Are you singing repertoire to which you are not fully committed?
Are you putting in the hard work that is essential to your training?
Are you accomplished enough to be able to (and do you want to) sight-read contemporary music?
Singers often underestimate the time needed to prepare. I advise the following for a more complete preparation for roles and for auditions. Learn your words and music from a score, not from a recording. Recordings are useful because they allow you to hear what is happening stylistically and in the orchestra, but you want to become a consummate musician, not a copycat. Train your ear. Learn the art of musical and dramatic collaboration. Train your bodies to move flexibly and with stamina and conviction. Do extensive historical research to prepare your character, even for a single aria. Read. Listen to great singers of the past. Use our modern tools see yourself objectively in audio and video recordings or yourself. Approach these recordings, your lessons, and your career with a positive willingness to find and fix any areas that need improvement.
How do you know when you are ready for an audition or performance? Ask yourself these questions:
Are you technically very well prepared?
Are you able to look forward to the audition with joy and confidence?
Do you want to share what you feel in harmony with the composer and librettist?
Is your objective to impress the auditioners, or are you truly excited to sing with exuberance and intense feeling?

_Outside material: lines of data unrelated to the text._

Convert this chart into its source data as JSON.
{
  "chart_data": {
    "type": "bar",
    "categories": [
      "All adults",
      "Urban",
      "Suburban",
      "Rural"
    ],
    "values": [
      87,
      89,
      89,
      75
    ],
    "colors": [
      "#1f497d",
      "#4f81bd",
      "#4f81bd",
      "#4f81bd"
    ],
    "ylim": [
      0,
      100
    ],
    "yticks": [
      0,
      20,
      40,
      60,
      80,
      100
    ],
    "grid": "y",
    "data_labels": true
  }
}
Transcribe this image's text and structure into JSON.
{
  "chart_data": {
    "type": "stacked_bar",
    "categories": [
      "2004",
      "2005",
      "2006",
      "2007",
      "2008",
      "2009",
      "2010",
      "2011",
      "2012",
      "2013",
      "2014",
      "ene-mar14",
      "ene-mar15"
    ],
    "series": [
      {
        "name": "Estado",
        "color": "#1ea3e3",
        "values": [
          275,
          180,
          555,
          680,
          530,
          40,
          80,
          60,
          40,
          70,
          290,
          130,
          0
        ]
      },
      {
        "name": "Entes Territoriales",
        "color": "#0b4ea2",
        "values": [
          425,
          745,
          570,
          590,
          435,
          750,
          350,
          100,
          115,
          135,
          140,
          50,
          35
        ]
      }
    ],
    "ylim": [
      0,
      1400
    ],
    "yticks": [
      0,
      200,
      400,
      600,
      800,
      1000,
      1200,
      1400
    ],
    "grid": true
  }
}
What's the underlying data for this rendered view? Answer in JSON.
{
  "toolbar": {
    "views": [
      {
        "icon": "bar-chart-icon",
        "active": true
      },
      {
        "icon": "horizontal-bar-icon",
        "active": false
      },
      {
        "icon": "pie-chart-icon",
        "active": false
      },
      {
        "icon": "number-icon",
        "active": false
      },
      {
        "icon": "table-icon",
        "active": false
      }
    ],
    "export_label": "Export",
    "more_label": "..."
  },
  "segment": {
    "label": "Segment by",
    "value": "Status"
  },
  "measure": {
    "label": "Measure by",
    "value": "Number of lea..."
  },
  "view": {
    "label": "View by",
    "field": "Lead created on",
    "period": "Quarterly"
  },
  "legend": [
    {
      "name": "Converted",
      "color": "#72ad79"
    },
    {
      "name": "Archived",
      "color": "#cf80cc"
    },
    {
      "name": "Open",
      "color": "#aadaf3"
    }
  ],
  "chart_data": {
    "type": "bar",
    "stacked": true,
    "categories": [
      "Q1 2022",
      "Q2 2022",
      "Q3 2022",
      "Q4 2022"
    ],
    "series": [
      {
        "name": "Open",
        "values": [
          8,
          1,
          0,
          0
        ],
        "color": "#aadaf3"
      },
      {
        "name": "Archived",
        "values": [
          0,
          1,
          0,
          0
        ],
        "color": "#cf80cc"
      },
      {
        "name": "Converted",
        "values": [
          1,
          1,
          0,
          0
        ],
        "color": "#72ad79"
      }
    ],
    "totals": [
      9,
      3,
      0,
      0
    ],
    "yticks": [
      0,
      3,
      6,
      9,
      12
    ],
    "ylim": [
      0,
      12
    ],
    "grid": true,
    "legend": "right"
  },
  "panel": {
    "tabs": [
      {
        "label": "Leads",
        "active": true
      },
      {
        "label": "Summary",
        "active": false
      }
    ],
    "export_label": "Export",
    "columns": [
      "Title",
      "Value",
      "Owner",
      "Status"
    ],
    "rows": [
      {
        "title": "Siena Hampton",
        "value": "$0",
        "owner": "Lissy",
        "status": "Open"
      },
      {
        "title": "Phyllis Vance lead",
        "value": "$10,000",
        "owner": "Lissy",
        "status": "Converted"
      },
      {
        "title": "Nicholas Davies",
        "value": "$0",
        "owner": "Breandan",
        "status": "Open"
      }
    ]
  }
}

Above all else, your audience and auditioners want to see, hear, and feel that exuberance and love of the music. Though not something you can learn, you can learn to express this excitement with this kind of preparation, performance, and self-evaluation. As an artist, you must be willing to answer these questions objectively. If you cannot, it is certainly not disgraceful to find satisfaction in an easier profession. The ultimate goal for any person is happiness, and you have to know inside yourself that the sheer joy and privilege of singing for a living will make all of your questions and sacrifices worthwhile. As Dame Eva Turner said long ago, “don’t sing unless you’d die if you didn’t.”
About the Author: Sylvia McClain is an associate professor of voice and opera at the University of Connecticut. Dr. McClain has had a distinguished career as a performer and a scholar both in Germany and the United States. She has taught voice at Hardin-Simmons University, Southwestern University, The University of Texas at Austin, and Howard Payne University. She is a graduate of Indiana University, and she received her doctorate from The University of Texas at Austin, where she studied with Barbara Honn.